Nigeria: Indépendance du pays - Soixante ans plus tard, entre désillusions et espoirs

Photo d'illustration

Les célébrations des 60 ans de l'indépendance du Nigéria resteront très limitées, mesures anti Covid-19 obligent. Plusieurs gouvernements locaux, dont l'Etat de Lagos, ont d'ores et déjà annoncé qu'ils annulaient leur défilé militaire. Les cérémonies seront donc concentrées à Abuja où une parade est prévue. Le Président Muhammadu Buhari s'exprimera tôt ce matin à la radio et à la télévision, mais pas en public comme initialement prévu. Mais l'intérêt des Nigérians pour cette date anniversaire est limité.

Ce 60ème anniversaire de l'indépendance, en pleine crise économique, n'a donc rien de flamboyant pour le pays le plus peuplé d'Afrique. Et l'intérêt pour ces célébrations reste limité dans le pays parcouru de fractures et confronté à des défis complexes, avec ses plus de 90 millions d'habitants vivant dans l'extrême pauvreté.
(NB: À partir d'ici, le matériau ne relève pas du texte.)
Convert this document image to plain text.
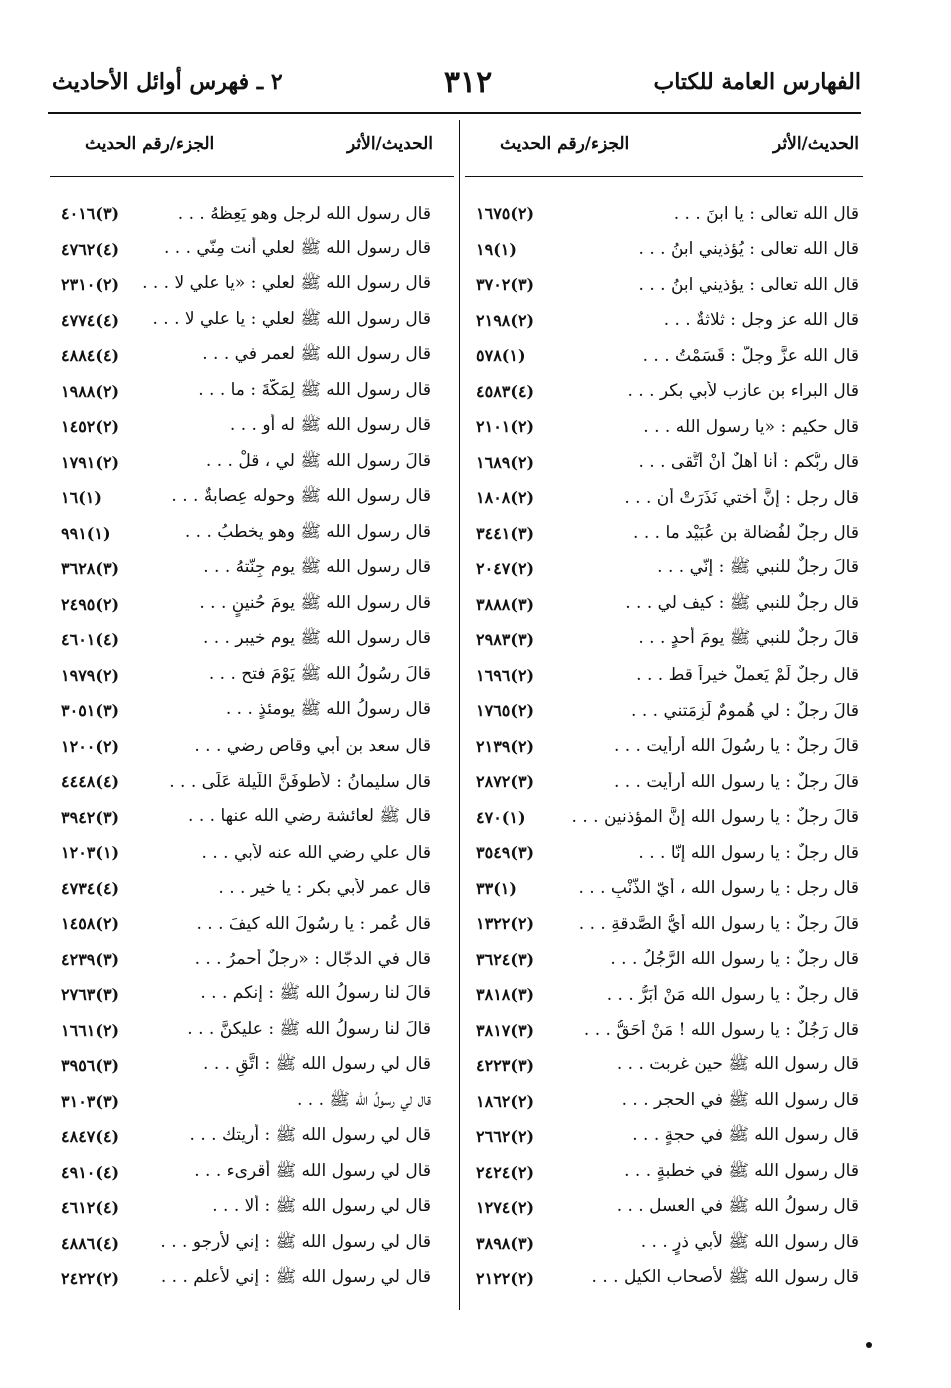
الفهارس العامة للكتاب
٣١٢
٢ ـ فهرس أوائل الأحاديث
الحديث/الأثر
الجزء/رقم الحديث
الحديث/الأثر
الجزء/رقم الحديث
قال الله تعالى : يا ابنَ . . .
(٢)١٦٧٥
قال الله تعالى : يُؤذيني ابنُ . . .
(١)١٩
قال الله تعالى : يؤذيني ابنُ . . .
(٣)٣٧٠٢
قال الله عز وجل : ثلاثةٌ . . .
(٢)٢١٩٨
قال الله عزَّ وجلَّ : قَسَمْتُ . . .
(١)٥٧٨
قال البراء بن عازب لأبي بكر . . .
(٤)٤٥٨٣
قال حكيم : «يا رسول الله . . .
(٢)٢١٠١
قال ربُّكم : أنا أهلٌ أنْ أُتَّقى . . .
(٢)١٦٨٩
قال رجل : إنَّ أختي نَذَرَتْ أن . . .
(٢)١٨٠٨
قال رجلٌ لفُضالة بن عُبَيْد ما . . .
(٣)٣٤٤١
قالَ رجلٌ للنبي ﷺ : إنّي . . .
(٢)٢٠٤٧
قال رجلٌ للنبي ﷺ : كيف لي . . .
(٣)٣٨٨٨
قالَ رجلٌ للنبي ﷺ يومَ أحدٍ . . .
(٣)٢٩٨٣
قال رجلٌ لَمْ يَعملْ خيراً قط . . .
(٢)١٦٩٦
قالَ رجلٌ : لي هُمومٌ لَزِمَتني . . .
(٢)١٧٦٥
قالَ رجلٌ : يا رسُولَ الله أرأيت . . .
(٢)٢١٣٩
قالَ رجلٌ : يا رسول الله أرأيت . . .
(٣)٢٨٧٢
قالَ رجلٌ : يا رسول الله إنَّ المؤذنين . . .
(١)٤٧٠
قال رجلٌ : يا رسول الله إنّا . . .
(٣)٣٥٤٩
قال رجل : يا رسول الله ، أيّ الذَّنْبِ . . .
(١)٣٣
قالَ رجلٌ : يا رسول الله أيُّ الصَّدقةِ . . .
(٢)١٣٢٢
قال رجلٌ : يا رسول الله الرَّجُلُ . . .
(٣)٣٦٢٤
قال رجلٌ : يا رسول الله مَنْ أبَرُّ . . .
(٣)٣٨١٨
قال رَجُلٌ : يا رسول الله ! مَنْ أحَقُّ . . .
(٣)٣٨١٧
قال رسول الله ﷺ حين غربت . . .
(٣)٤٢٢٣
قال رسول الله ﷺ في الحجر . . .
(٢)١٨٦٢
قال رسول الله ﷺ في حجةٍ . . .
(٢)٢٦٦٢
قال رسول الله ﷺ في خطبةٍ . . .
(٢)٢٤٢٤
قال رسولُ الله ﷺ في العسل . . .
(٢)١٢٧٤
قال رسول الله ﷺ لأبي ذرٍ . . .
(٣)٣٨٩٨
قال رسول الله ﷺ لأصحاب الكيل . . .
(٢)٢١٢٢
قال رسول الله لرجل وهو يَعِظهُ . . .
(٣)٤٠١٦
قال رسول الله ﷺ لعلي أنت مِنّي . . .
(٤)٤٧٦٢
قال رسول الله ﷺ لعلي : «يا علي لا . . .
(٢)٢٣١٠
قال رسول الله ﷺ لعلي : يا علي لا . . .
(٤)٤٧٧٤
قال رسول الله ﷺ لعمر في . . .
(٤)٤٨٨٤
قال رسول الله ﷺ لِمَكَّةَ : ما . . .
(٢)١٩٨٨
قال رسول الله ﷺ له أو . . .
(٢)١٤٥٢
قالَ رسول الله ﷺ لي ، قلْ . . .
(٢)١٧٩١
قال رسول الله ﷺ وحوله عِصابةٌ . . .
(١)١٦
قال رسول الله ﷺ وهو يخطبُ . . .
(١)٩٩١
قال رسول الله ﷺ يوم جِنّتهُ . . .
(٣)٣٦٢٨
قال رسول الله ﷺ يومَ حُنينٍ . . .
(٢)٢٤٩٥
قال رسول الله ﷺ يوم خيبر . . .
(٤)٤٦٠١
قالَ رسُولُ الله ﷺ يَوْمَ فتح . . .
(٢)١٩٧٩
قال رسولُ الله ﷺ يومئذٍ . . .
(٣)٣٠٥١
قال سعد بن أبي وقاص رضي . . .
(٢)١٢٠٠
قال سليمانُ : لأطوفَنَّ اللَّيلة عَلَى . . .
(٤)٤٤٤٨
قال ﷺ لعائشة رضي الله عنها . . .
(٣)٣٩٤٢
قال علي رضي الله عنه لأبي . . .
(١)١٢٠٣
قال عمر لأبي بكر : يا خير . . .
(٤)٤٧٣٤
قال عُمر : يا رسُولَ الله كيفَ . . .
(٢)١٤٥٨
قال في الدجّال : «رجلٌ أحمرُ . . .
(٣)٤٢٣٩
قالَ لنا رسولُ الله ﷺ : إنكم . . .
(٣)٢٧٦٣
قالَ لنا رسولُ الله ﷺ : عليكنَّ . . .
(٢)١٦٦١
قال لي رسول الله ﷺ : اتَّقِ . . .
(٣)٣٩٥٦
قال لي رسولُ الله ﷺ . . .
(٣)٣١٠٣
قال لي رسول الله ﷺ : أُريتك . . .
(٤)٤٨٤٧
قال لي رسول الله ﷺ أقرىء . . .
(٤)٤٩١٠
قال لي رسول الله ﷺ : ألا . . .
(٤)٤٦١٢
قال لي رسول الله ﷺ : إني لأرجو . . .
(٤)٤٨٨٦
قال لي رسول الله ﷺ : إني لأعلم . . .
(٢)٢٤٢٢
Des ballons verts et blancs on été suspendus dans les magasins, et les panneaux lumineux de Lagos se sont parés des couleurs du drapeau national. C'est à Lagos, que le 1er octobre 1960, l'indépendance du Nigeria était proclamée, dans l'hippodrome de la ville.

Rachel Awopejo est née trois jours plus tard. Comme beaucoup de gens de son âge, elle dit avoir a assisté depuis au lent déclin de son pays, dont l'histoire a été marquée par la guerre civile et une succession de coups d'Etat militaires. « A cette époque, le pays allait bien, raconte t-elle à notre correspondante, Liza Fabbian, tout était bon marché, il était possible de gagner de l'argent, de faire des économies. Il n'y avait pas toute cette insécurité, c'était possible d'aller n'importe où, comme vous le souhaitiez. Mais aujourd'hui, tout est très difficile. Nos dirigeants, ils ont tout englouti. Et si vous ne connaissez pas des gens haut placés, vous n'arriverez à rien. Ils ont gâché le Nigeria. »

Même son de cloche chez Dayo. Notre correspondant Moïse Gomis a poussé la porte des studios de Nigeria Info, une radio privée qui émet depuis Port Harcourt et Lagos. Il a suivi un programme satirique animée par le journaliste Dayo Elusakin.

En soixante ans le discours politique n'a pas changé

Seul derrière la console, celui-ci anime 4 heures quotidiennes. Ce journaliste trentenaire au look soigné s'appuie sur son réseaux d'enquêteurs pour commenter l'actualité locale et nationale. Pour Dayo, la classe politique actuelle est loin d'être à la hauteur des 60 ans d'indépendance du Nigeria. « Les politiciens ne prennent pas la peine de traiter des problèmes, ils parlent toujours de routes, parlent d'éclairage public, d'électricité pour tous, d'accès à l'eau... Si vous regardez ou écoutez des archives d'il y a 10, 20 ans, ... 50 ans, les politiciens de l'époque promettaient déjà des routes, l'éclairage publique, de l'électricité et de l'eau courante. Sommes-nous où nous en étions il y a 60 ans? Définitivement pas. Nous avons fait des progrès. Mais en sommes-nous là où nous devrions être? Évidemment pas. »

Sur le ton de la satire, Dayo prend des risques à l'antenne, n'hésitant pas à dénoncer sans filtre les travers de la société nigériane. Il estime que malgré les imperfections du système démocratique, l'opinion publique nigériane est de plus en plus consciente et exigente. « Beaucoup plus de Nigérians en ont assez du système à l'ancienne à base de corruption, donc dans une certaine mesure, nous faisons des progrès, poursuit Dayo... Je crois que ce n'est qu'une question de temps avant que quelque chose de radical ne se produise, une révolution si vous voulez... Je ne parle pas d'une révolution sanglante. Mais plutôt d'une révolution des mentalités, je pense que c'est ce dont les Nigérians ont le plus besoin. »

Première puissance économique du continent africain grâce à son pétrole, le Nigeria est un géant démographique rongé par l'extrême pauvreté et gangrené par la corruption. Mais le pays est aussi miné par une insécurité généralisée. Au Nord est particulièrement les attaques des groupes jihadistes ont fait plus de 36 000 personnes et près de deux millions et demi de déplacés depuis 2009.